Все замолкли и переглянулись. Облачко печали налетело на все молодые лица.

– А Матроска жив, – заговорила вдруг Леночка.

– И Гедеоновский жив, – прибавил ее брат. При имени Гедеоновского разом грянул дружный смех.

– Да, он жив и лжет по-прежнему, – продолжал сын Марьи Дмитриевны, – и. вообразите, вот эта егоза (он указал на институтку, сестру своей жены) вчера ему перцу в табакерку насыпала.

– Как он чихал! – воскликнула Леночка, – и снова зазвенел неудержимый смех.

– Мы о Лизе недавно имели вести, – промоловил молодой Калитин, – и опять кругом все притихло, – ей хорошо, здоровье ее теперь поправляется понемногу.

– Она все в той же обители? – спросил не без усилия Лаврецкий.

– Все в той же.

– Она к вам пишет?

– Нет, никогда; к нам через людей вести доходят. – Сделалось внезапное, глубокое молчанье; вот «тихий ангел пролетел», – подумали все.

– Не хотите ли вы в сад? – обратился Калитин к Лаврецкому, – он очень хорош теперь, хотя мы его и запустили немножко.
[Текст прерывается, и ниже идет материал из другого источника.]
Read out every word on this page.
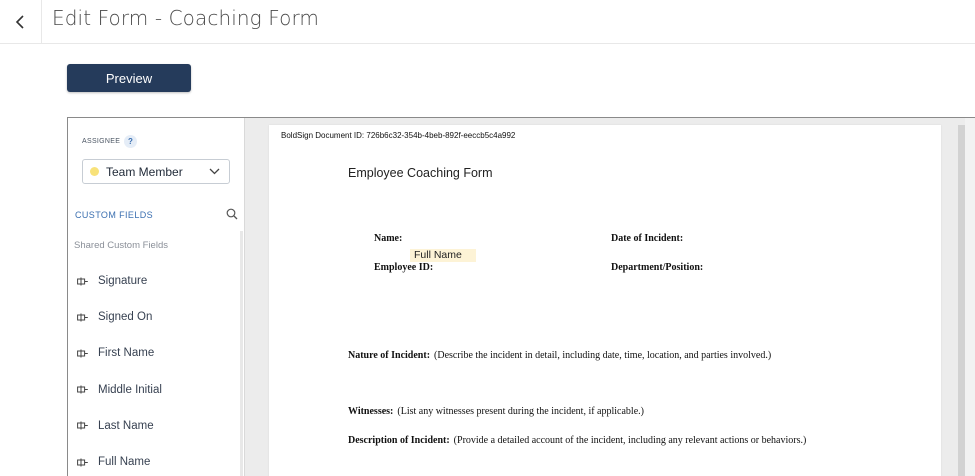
Edit Form - Coaching Form
Preview
ASSIGNEE ?
Team Member
CUSTOM FIELDS
Shared Custom Fields
Signature
Signed On
First Name
Middle Initial
Last Name
Full Name
BoldSign Document ID: 726b6c32-354b-4beb-892f-eeccb5c4a992
Employee Coaching Form
Name:	Date of Incident:
Full Name
Employee ID:	Department/Position:
Nature of Incident: (Describe the incident in detail, including date, time, location, and parties involved.)
Witnesses: (List any witnesses present during the incident, if applicable.)
Description of Incident: (Provide a detailed account of the incident, including any relevant actions or behaviors.)
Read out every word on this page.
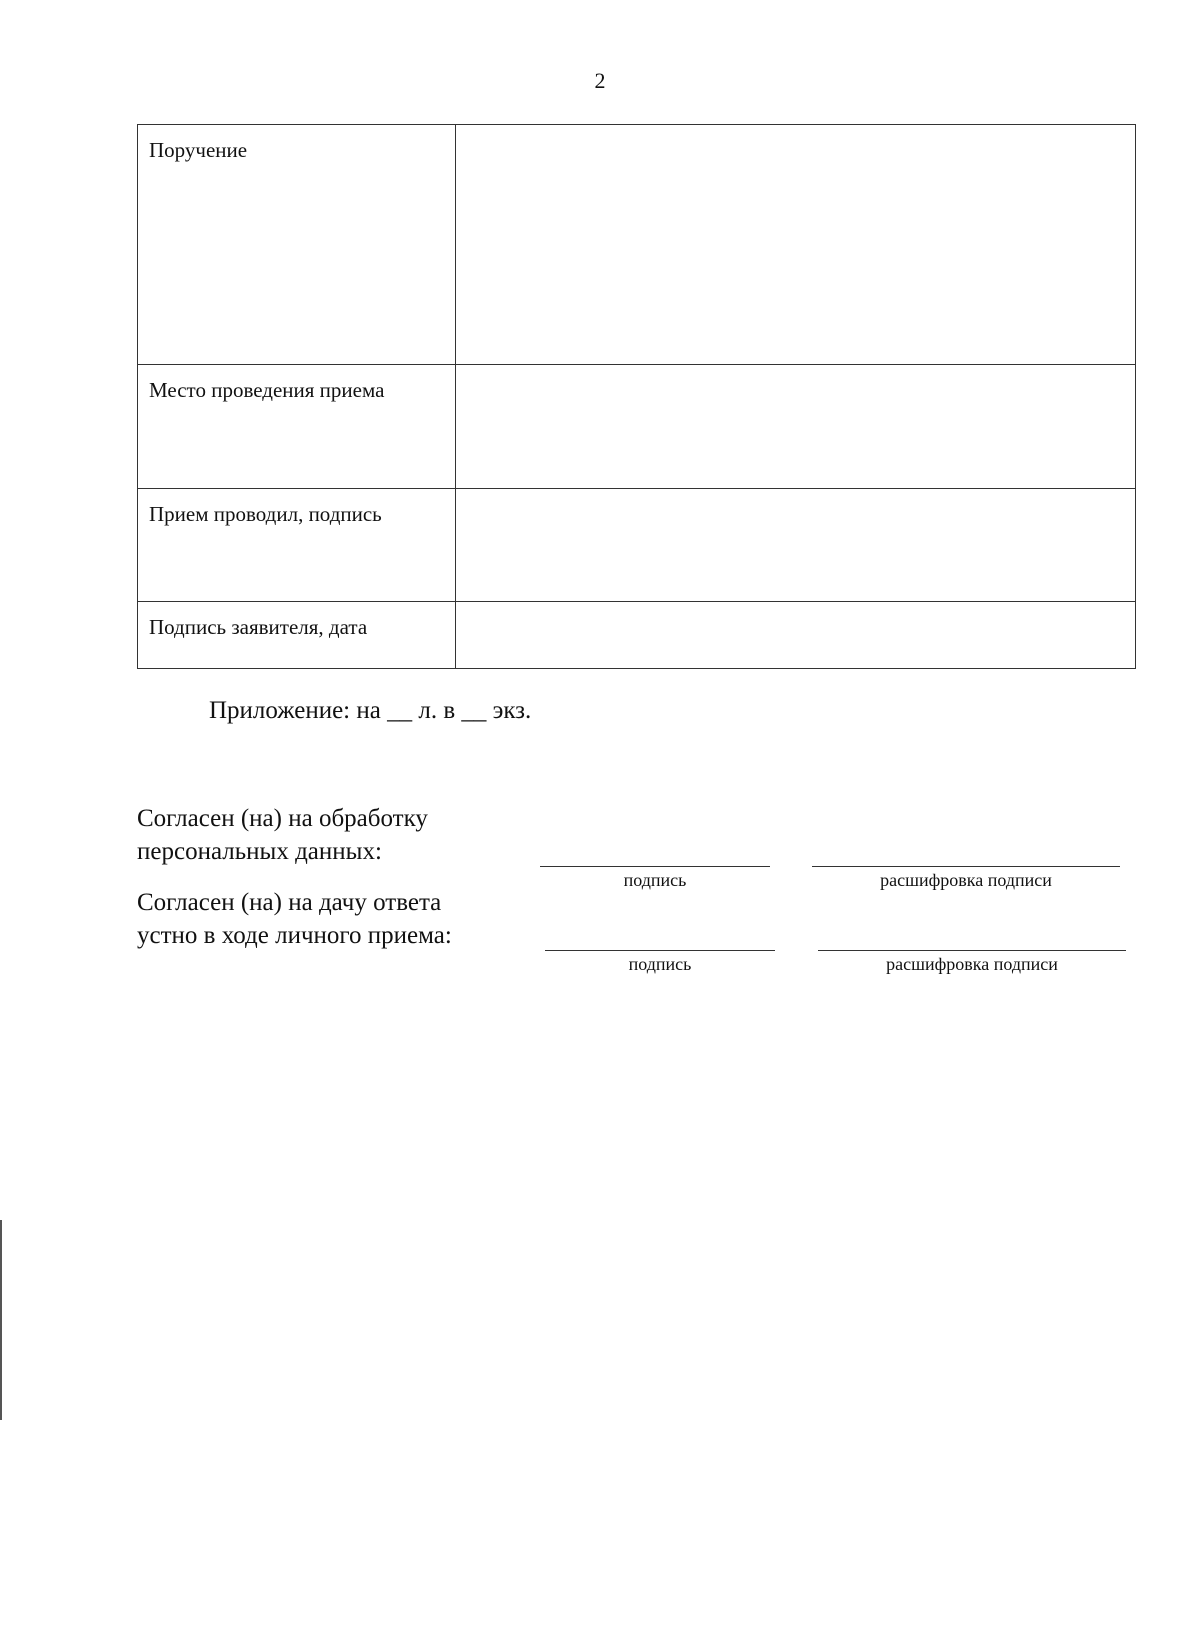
2
Поручение	
Место проведения приема	
Прием проводил, подпись	
Подпись заявителя, дата	
Приложение: на __ л. в __ экз.
Согласен (на) на обработку
персональных данных:
подпись	расшифровка подписи
Согласен (на) на дачу ответа
устно в ходе личного приема:
подпись	расшифровка подписи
Лаврецкий вышел в сад, и первое, что бросилось ему в глаза, – была та самая скамейка, на которой он некогда провел с Лизой несколько счастливых, не повторившихся мгновений; она почернела, искривилась; но он узнал ее, и душу его охватило то чувство, которому нет равного и в сладости и в горести, – чувство живой грусти об исчезнувшей молодости, о счастье, которым когда-то обладал. Вместе с молодежью прошелся он по аллеям; липы немного постарели и выросли в последние восемь лет, тень их стала гуще; зато все кусты поднялись, малинник вошел в силу, орешник совсем заглох, и отовсюду пахло свежим дромом, лесом, травою, сиренью.

– Вот где хорошо бы играть в четыре угла, – вскрикнула вдруг Леночка, войдя на небольшую зеленую поляну, окруженную липами, – нас, кстати, пятеро.

– А Федора Ивановича ты забыла? – заметил ее брат. – Или ты себя не считаешь? Леночка слегка покраснела.

– Да разве Федор Иванович, в его лета, может… – начала она.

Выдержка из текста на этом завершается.